Key contributions to genome stability understanding:

• Replication fork protection: ZRANB3's structure-specific endonuclease activity helps process damaged replication forks, preventing fork collapse and genomic instability

• DNA damage tolerance: ZRANB3 facilitates replication through damaged DNA templates

• PCNA-mediated repair coordination: ZRANB3's interaction with PCNA connects it to the central hub of replication-coupled repair processes

• Structure-specific DNA processing: The unusual polarity of ZRANB3's nuclease activity creates accessible 3'-OH groups specifically in the leading strand template, providing insight into strand-specific repair mechanisms

Methodological approaches for studying ZRANB3's role in genome stability:

• Chromosomal aberration analysis in ZRANB3-deficient cells

• Sister chromatid exchange frequency measurements

• Micronuclei formation quantification following genotoxic stress

• DNA fiber analysis to measure fork stalling, collapse, and restart events

Research indicates that ZRANB3-deficient cells show increased sensitivity to MMS-induced DNA damage, highlighting its importance in specific DNA damage response pathways .

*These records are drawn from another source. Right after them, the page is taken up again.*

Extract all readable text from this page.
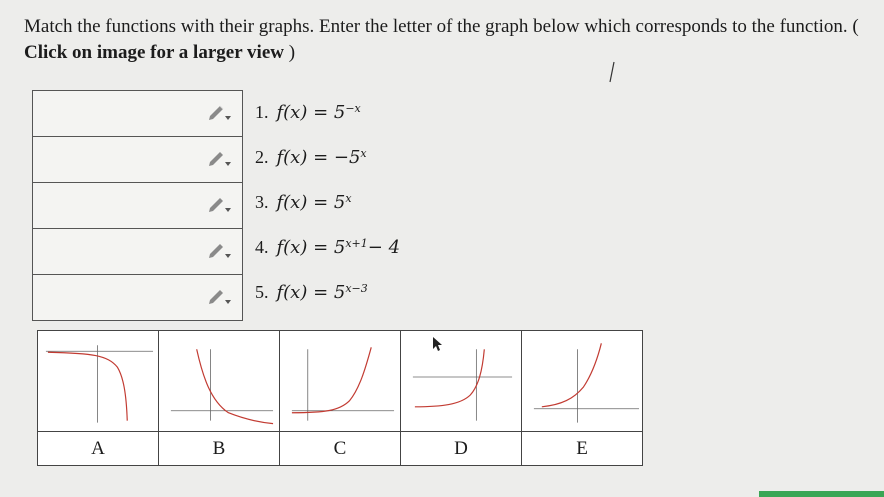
Match the functions with their graphs. Enter the letter of the graph below which corresponds to the function. ( Click on image for a larger view )
1. $f(x) = 5^{-x}$
2. $f(x) = -5^x$
3. $f(x) = 5^x$
4. $f(x) = 5^{x+1} - 4$
5. $f(x) = 5^{x-3}$
A	B	C	D	E
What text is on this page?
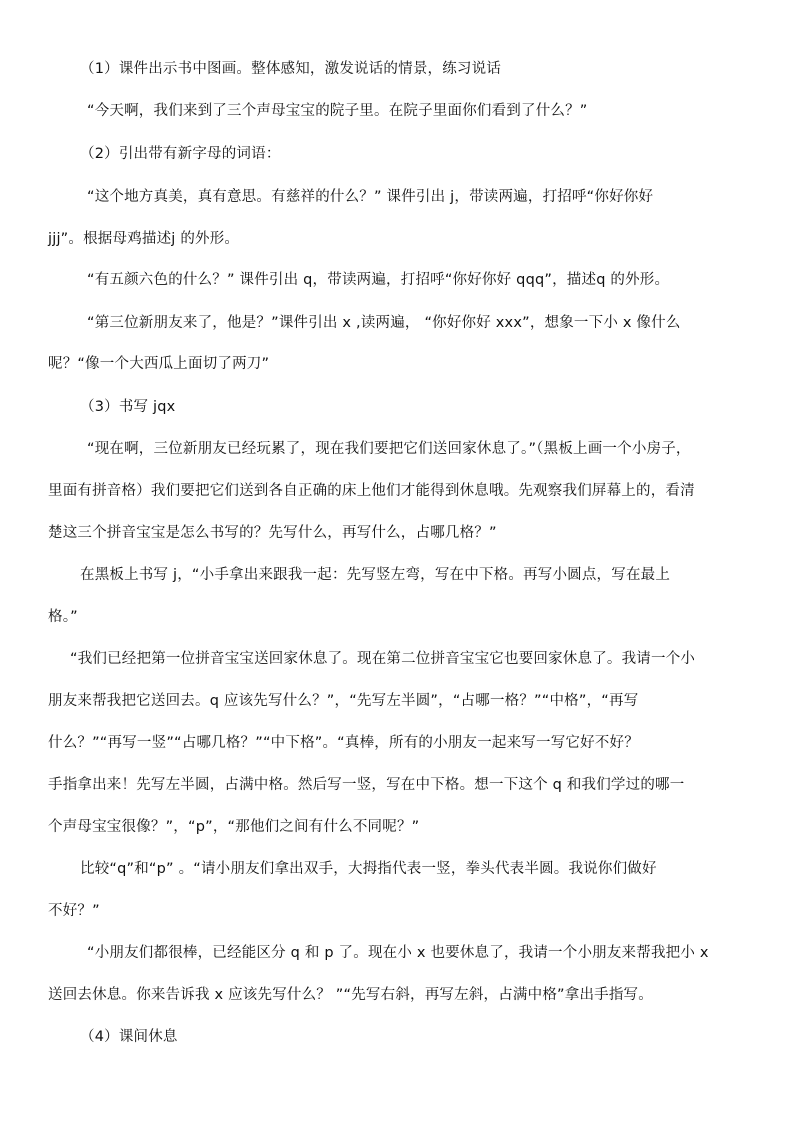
（1）课件出示书中图画。整体感知，激发说话的情景，练习说话
“今天啊，我们来到了三个声母宝宝的院子里。在院子里面你们看到了什么？”
（2）引出带有新字母的词语：
“这个地方真美，真有意思。有慈祥的什么？” 课件引出 j，带读两遍，打招呼“你好你好
jjj”。根据母鸡描述j 的外形。
“有五颜六色的什么？” 课件引出 q，带读两遍，打招呼“你好你好 qqq”，描述q 的外形。
“第三位新朋友来了，他是？”课件引出 x ,读两遍， “你好你好 xxx”，想象一下小 x 像什么
呢？“像一个大西瓜上面切了两刀”
（3）书写 jqx
“现在啊，三位新朋友已经玩累了，现在我们要把它们送回家休息了。”（黑板上画一个小房子，
里面有拼音格）我们要把它们送到各自正确的床上他们才能得到休息哦。先观察我们屏幕上的，看清
楚这三个拼音宝宝是怎么书写的？先写什么，再写什么，占哪几格？”
在黑板上书写 j，“小手拿出来跟我一起：先写竖左弯，写在中下格。再写小圆点，写在最上
格。”
“我们已经把第一位拼音宝宝送回家休息了。现在第二位拼音宝宝它也要回家休息了。我请一个小
朋友来帮我把它送回去。q 应该先写什么？”，“先写左半圆”，“占哪一格？”“中格”，“再写
什么？”“再写一竖”“占哪几格？”“中下格”。“真棒，所有的小朋友一起来写一写它好不好？
手指拿出来！先写左半圆，占满中格。然后写一竖，写在中下格。想一下这个 q 和我们学过的哪一
个声母宝宝很像？”，“p”，“那他们之间有什么不同呢？”
比较“q”和“p” 。“请小朋友们拿出双手，大拇指代表一竖，拳头代表半圆。我说你们做好
不好？”
“小朋友们都很棒，已经能区分 q 和 p 了。现在小 x 也要休息了，我请一个小朋友来帮我把小 x
送回去休息。你来告诉我 x 应该先写什么？ ”“先写右斜，再写左斜，占满中格”拿出手指写。
（4）课间休息
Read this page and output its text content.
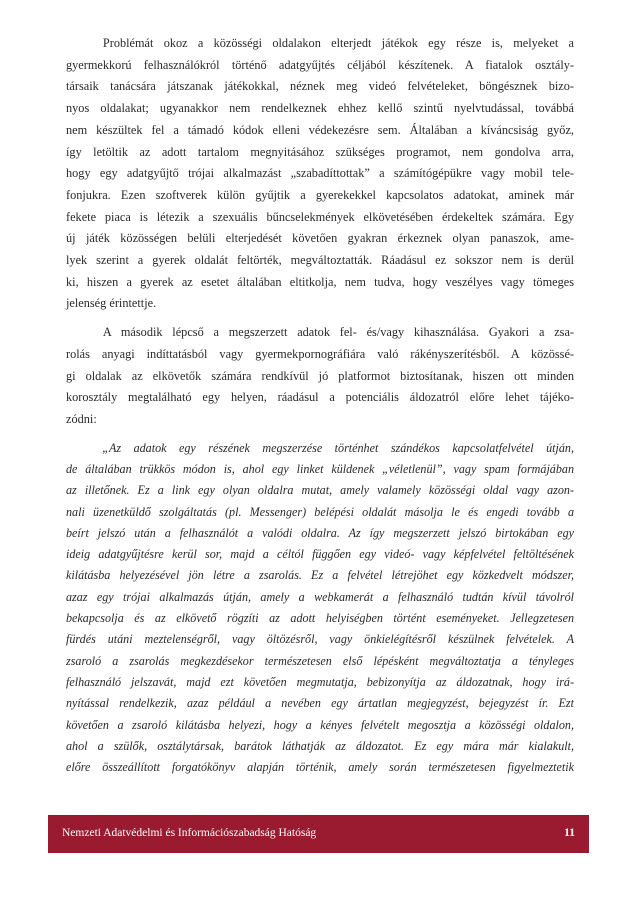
   Problémát okoz a közösségi oldalakon elterjedt játékok egy része is, melyeket a
gyermekkorú felhasználókról történő adatgyűjtés céljából készítenek. A fiatalok osztály-
társaik tanácsára játszanak játékokkal, néznek meg videó felvételeket, böngésznek bizo-
nyos oldalakat; ugyanakkor nem rendelkeznek ehhez kellő szintű nyelvtudással, továbbá
nem készültek fel a támadó kódok elleni védekezésre sem. Általában a kíváncsiság győz,
így letöltik az adott tartalom megnyitásához szükséges programot, nem gondolva arra,
hogy egy adatgyűjtő trójai alkalmazást „szabadíttottak” a számítógépükre vagy mobil tele-
fonjukra. Ezen szoftverek külön gyűjtik a gyerekekkel kapcsolatos adatokat, aminek már
fekete piaca is létezik a szexuális bűncselekmények elkövetésében érdekeltek számára. Egy
új játék közösségen belüli elterjedését követően gyakran érkeznek olyan panaszok, ame-
lyek szerint a gyerek oldalát feltörték, megváltoztatták. Ráadásul ez sokszor nem is derül
ki, hiszen a gyerek az esetet általában eltitkolja, nem tudva, hogy veszélyes vagy tömeges
jelenség érintettje.
   A második lépcső a megszerzett adatok fel- és/vagy kihasználása. Gyakori a zsa-
rolás anyagi indíttatásból vagy gyermekpornográfiára való rákényszerítésből. A közössé-
gi oldalak az elkövetők számára rendkívül jó platformot biztosítanak, hiszen ott minden
korosztály megtalálható egy helyen, ráadásul a potenciális áldozatról előre lehet tájéko-
zódni:
   „Az adatok egy részének megszerzése történhet szándékos kapcsolatfelvétel útján,
de általában trükkös módon is, ahol egy linket küldenek „véletlenül”, vagy spam formájában
az illetőnek. Ez a link egy olyan oldalra mutat, amely valamely közösségi oldal vagy azon-
nali üzenetküldő szolgáltatás (pl. Messenger) belépési oldalát másolja le és engedi tovább a
beírt jelszó után a felhasználót a valódi oldalra. Az így megszerzett jelszó birtokában egy
ideig adatgyűjtésre kerül sor, majd a céltól függően egy videó- vagy képfelvétel feltöltésének
kilátásba helyezésével jön létre a zsarolás. Ez a felvétel létrejöhet egy közkedvelt módszer,
azaz egy trójai alkalmazás útján, amely a webkamerát a felhasználó tudtán kívül távolról
bekapcsolja és az elkövető rögzíti az adott helyiségben történt eseményeket. Jellegzetesen
fürdés utáni meztelenségről, vagy öltözésről, vagy önkielégítésről készülnek felvételek. A
zsaroló a zsarolás megkezdésekor természetesen első lépésként megváltoztatja a tényleges
felhasználó jelszavát, majd ezt követően megmutatja, bebizonyítja az áldozatnak, hogy irá-
nyítással rendelkezik, azaz például a nevében egy ártatlan megjegyzést, bejegyzést ír. Ezt
követően a zsaroló kilátásba helyezi, hogy a kényes felvételt megosztja a közösségi oldalon,
ahol a szülők, osztálytársak, barátok láthatják az áldozatot. Ez egy mára már kialakult,
előre összeállított forgatókönyv alapján történik, amely során természetesen figyelmeztetik
Nemzeti Adatvédelmi és Információszabadság Hatóság	11
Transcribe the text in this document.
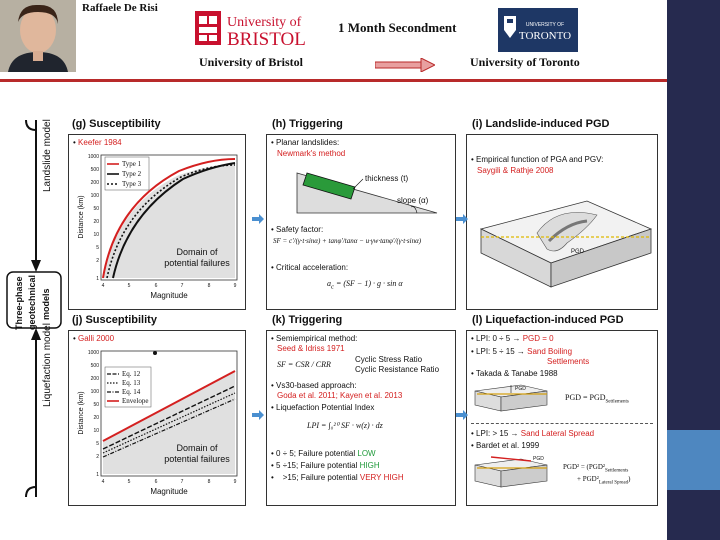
Raffaele De Risi
University of
BRISTOL
1 Month Secondment	UNIVERSITY OF
TORONTO
University of Bristol	University of Toronto
Landslide model
Liquefaction model
Three-phase geotechnical models
(g) Susceptibility
• Keefer 1984
1000
500
200
100
50
20
10
5
2
1
4	5	6	7	8	9
Type 1
Type 2
Type 3
Domain of
potential failures
Magnitude
Distance (km)
(h) Triggering
• Planar landslides:
Newmark's method
thickness (t)
slope (α)
• Safety factor:
SF = c′/(γ·t·sinα) + tanφ′/tanα − u·γw·tanφ′/(γ·t·sinα)
• Critical acceleration:
$a_c = (SF - 1) \cdot g \cdot \sin \alpha$
(i) Landslide-induced PGD
• Empirical function of PGA and PGV:
Saygili & Rathje 2008
PGD
(j) Susceptibility
• Galli 2000
1000
500
200
100
50
20
10
5
2
1
4	5	6	7	8	9
Eq. 12
Eq. 13
Eq. 14
Envelope
Domain of
potential failures
Magnitude
Distance (km)
(k) Triggering
• Semiempirical method:
Seed & Idriss 1971
SF = CSR / CRR
Cyclic Stress Ratio
Cyclic Resistance Ratio
• Vs30-based approach:
Goda et al. 2011; Kayen et al. 2013
• Liquefaction Potential Index
LPI = ∫₀²⁰ SF · w(z) · dz
• 0 ÷ 5; Failure potential LOW
• 5 ÷15; Failure potential HIGH
•    >15; Failure potential VERY HIGH
(l) Liquefaction-induced PGD
• LPI: 0 ÷ 5 → PGD = 0
• LPI: 5 ÷ 15 → Sand Boiling
Settlements
• Takada & Tanabe 1988
PGD
PGD = $PGD_{Settlements}$
• LPI: > 15 → Sand Lateral Spread
• Bardet et al. 1999
PGD
$PGD^2 = (PGD^2_{Settlements}$
+ $PGD^2_{Lateral Spread}$)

What are emerging roles for ZRANB3 beyond its known functions in DNA repair?

While ZRANB3's role in DNA repair and replication is well-established, emerging research suggests additional functions worthy of investigation:

Potential novel ZRANB3 functions:

• Transcriptional regulation: SNF2 family proteins often function in chromatin remodeling

• R-loop processing: Structure-specific endonucleases may resolve transcription-replication conflicts

• Telomere maintenance: Specialized replication structures require dedicated processing

• Mitochondrial DNA stability: Nuclear-encoded repair factors may function in organelles

Methodological approaches for exploring novel functions:

• ChIP-seq analysis to identify potential transcriptional regulation sites

• DRIP-seq (DNA-RNA Immunoprecipitation) to examine R-loop processing

• Proteomic profiling of ZRANB3 interactors in different cellular compartments

• Conditional knockout models to examine tissue-specific phenotypes

Researchers investigating these potential functions should consider developing highly specific experimental systems that can distinguish these activities from ZRANB3's established roles in replication and repair.

How might ZRANB3 function as a therapeutic target in DNA repair disorders?

Understanding ZRANB3's role in DNA repair has potential implications for therapeutic approaches in cancer and genetic disorders:

Therapeutic relevance considerations:

• Synthetic lethality: ZRANB3 inhibition might selectively kill cancer cells with defects in complementary repair pathways

• Replication stress targeting: Cancers with elevated replication stress may depend on ZRANB3 function

• Combination therapy: ZRANB3 inhibition could sensitize cells to existing chemotherapeutics or radiation

• Biomarker potential: ZRANB3 expression or activity may predict therapy response

Experimental approaches for therapeutic development:

• Small molecule screening for inhibitors of ZRANB3's ATPase or nuclease activities

• Structure-based drug design targeting the ATP-binding pocket or HNH domain

• Peptide inhibitors disrupting ZRANB3-PCNA interaction via the PIP-box

• PROTAC (Proteolysis Targeting Chimera) approach for selective ZRANB3 degradation

Researchers exploring therapeutic applications should consider ZRANB3's essentiality in normal tissues and potential redundancy with other DNA repair pathways to develop appropriate targeting strategies.